R.I. Verizon workers strike

VERIZON WORKERS were protesting Wednesday morning at 155 Westminster St. outside of a Verizon call center in Providence. / PBN PHOTO/ELI SHERMAN
VERIZON WORKERS were protesting Wednesday morning at 155 Westminster St. outside of a Verizon call center in Providence. / PBN PHOTO/ELI SHERMAN

PROVIDENCE – More than 500 Rhode Island Verizon workers on Wednesday went on strike after the telecommunications giant and union leadership failed to reach contract agreements.
About 39,000 Verizon employees nationwide went on strike and approximately 50 were protesting at 9:30 a.m. at 155 Westminster St. outside of a Verizon call center in Providence.

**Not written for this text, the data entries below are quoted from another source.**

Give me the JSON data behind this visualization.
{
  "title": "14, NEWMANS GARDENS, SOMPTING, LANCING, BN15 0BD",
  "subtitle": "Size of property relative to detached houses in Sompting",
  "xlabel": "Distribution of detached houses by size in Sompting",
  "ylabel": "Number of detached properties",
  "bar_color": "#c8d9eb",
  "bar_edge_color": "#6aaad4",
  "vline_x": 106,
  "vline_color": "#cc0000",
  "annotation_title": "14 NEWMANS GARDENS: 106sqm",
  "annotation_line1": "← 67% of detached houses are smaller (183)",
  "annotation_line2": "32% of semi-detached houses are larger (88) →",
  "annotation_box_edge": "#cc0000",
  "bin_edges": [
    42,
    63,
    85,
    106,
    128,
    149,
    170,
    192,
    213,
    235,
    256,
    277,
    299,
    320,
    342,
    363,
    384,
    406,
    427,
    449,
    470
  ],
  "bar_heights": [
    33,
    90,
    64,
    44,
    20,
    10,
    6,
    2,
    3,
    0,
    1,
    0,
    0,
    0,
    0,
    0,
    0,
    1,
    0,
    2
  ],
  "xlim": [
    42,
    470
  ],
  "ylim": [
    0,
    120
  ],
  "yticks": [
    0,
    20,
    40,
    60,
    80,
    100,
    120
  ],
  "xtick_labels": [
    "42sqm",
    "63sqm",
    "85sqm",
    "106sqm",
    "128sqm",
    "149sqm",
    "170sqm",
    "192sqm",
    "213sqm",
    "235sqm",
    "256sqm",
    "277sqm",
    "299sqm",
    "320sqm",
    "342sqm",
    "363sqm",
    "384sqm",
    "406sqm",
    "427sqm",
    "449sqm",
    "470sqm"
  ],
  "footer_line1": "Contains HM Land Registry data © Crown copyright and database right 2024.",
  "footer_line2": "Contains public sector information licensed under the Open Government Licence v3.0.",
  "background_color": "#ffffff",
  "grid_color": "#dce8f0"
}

Local IBEW 99, the International Brotherhood of Electrical Workers in Providence, say they have been working without a contract since Aug. 1. Members said they refuse to work until Verizon offers job security, health benefits and remove a new provision that would allow the company to temporary relocate workers to another location within its footprint for up to 90 days.
Cranston Local 2323 member Justin Draper said this type of time away from his home would be “devastating.
“If Verizon tried to send me away for weeks or even months at a time, I’d have to look for another job” said the single father of two. “Being away from my kids just simply isn’t an option for my family.”
Members of the Communications Workers of America are also on strike and picketing hundreds of offices and equipment facilities throughout the Northeast and Mid-Atlantic.
Of the workers on strike nationwide, about 29,000 are represented by the CWA, 10,000 by the IBEW, according Candice Johnson, a spokeswoman for the CWA.
“No one wants to go on strike,” said IBEW International President Lonnie R. Stephenson, in a statement. “But Verizon – this immensely profitable company – is putting the squeeze on hard-working men and women who just want to come to work, do their jobs and be treated fairly.”
Verizon says the company has tried to reach agreements with the wirelines associates and has proposed wage increases, continued retirement benefits and health care benefits. But “union members decided to call a strike rather than sit down and work on the issues that need to be resolved,” according to a company release.
“It’s regrettable that union leaders have called a strike, a move that hurts all of our employees,” said Marc Reed, Verizon’s chief administrative officer, in a prepared statement. “Since last June, we’ve worked diligently to try and reach agreements that would be good for our employees, good for our customers and make the wireline business more successful now and in the future. Unfortunately, union leaders have their own agenda rooted in the past and are ignoring today’s digital realities. Calling a strike benefits no one, and brings us no closer to resolution.”
The company has prepared for the strike, training thousands of non-union employees to fill-in, according to Verizon. The company has also reassigned employees from different parts of the country to cover duties, including customer inquiries, plant management and network maintenance and repair.
The labor dispute is the first since Verizon took full control of Verizon Wireless and agreed to buy AOL, two deals worth almost $135 billion that point toward a wireless-centric future. The company has been shedding union-heavy operations, including its FiOS business in three states earlier this month. Last year, landlines accounted for 29 percent of Verizon’s revenue, down from almost 50 percent in 2008. And as its strategy has shifted, the ranks of union workers have shrunken by about half from 78,000 13 years ago.
Bloomberg News contributed to this report.